Usage of Intel MKL RNGs is not optimal for vector length 1 as it results into extra overhead and does not use vectorization opportunities of hardware. To address your use case, I suggest generating blocks of random variates r from the Gaussian distribution with zero expectation and unit standard deviation and then scale them r * sigma + a

Can you explain what you meant here: Additionally, depending on the application we recommend generating a sequence of random numbers of size nmax/n in blocks of the fixed size (for example, 512 or so, actual block size is defined using a set of quick performance experiments on your CPU)

Let’s assume that each thread (or MPI process) is expected to generate visible number of random variates defined by the external parameters such as number of threads (e.g., 100) and the total amount of required of random numbers (100 000 000). One option is to uniformly split generation of the portions of the random numbers between those threads, and each thread will generate 1 000 000 variates by calling Intel MKL RNG. This however may be suboptimal when you expect postprocessing of the numbers: the numbers would be washed out from say L1 cache after the generation, and stage of the postprocessing would wait when the numbers are back. Another option is split generation of 1 000 000 variates into blocks of quite small size of say 1000 and immediately process them. You can do it in the loop of 1000 iterations. In this case, the numbers are in L1 cache, and respective cache misses on the stage of the postprocessing are minimized. The actual block size will depend on the characteristics of your CPU and problem settings

Please can you also let me know if it completely valid to use same stream for different random functions. For example, I am currently using both a uniform and gaussian distribution for the same application using the same stream, generator etc

Yes, it’s completely valid use scenario as the internal state of underlying basic random number generator which serves as the source of uniform random numbers for the distribution generators is updated after each call.
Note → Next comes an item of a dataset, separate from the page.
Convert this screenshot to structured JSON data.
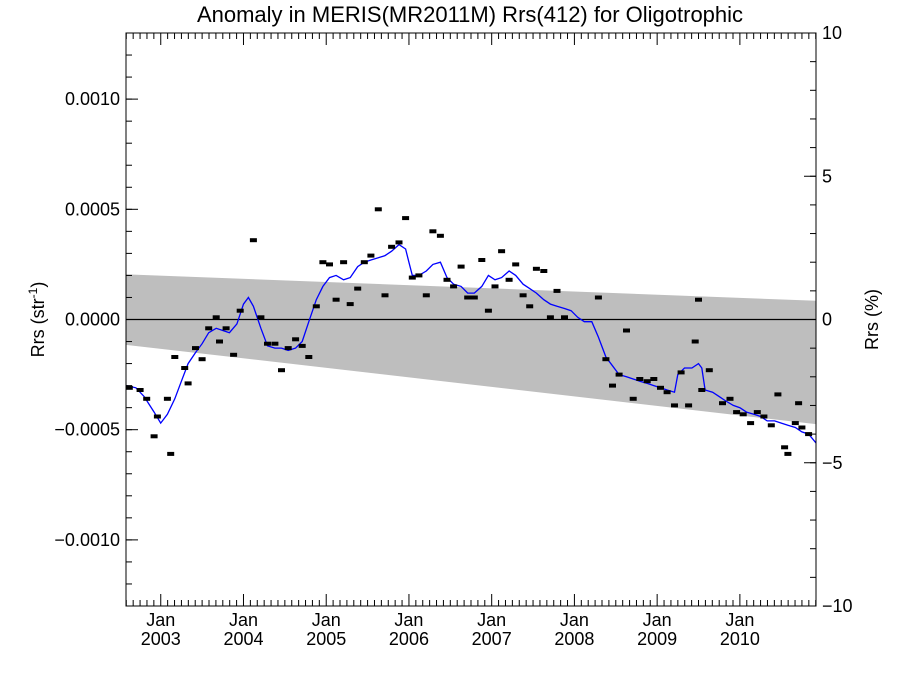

We however do not recommend using the same stream to produce random numbers in different threads. In this scenario, please use respective interfaces for initialization of the generators for the use in the parallel mode.

Please, let me know, if it answers your questions and if you need more help on the use of Intel MKL RNGs from our side.

Best regards,

Alina

Hello Alina,

AThar2 — Thu, 12 Sep 2019 08:36:43 GMT

Hello Alina,

Your answers are right to the point! Very useful

Thanks very much.

best regards

Ali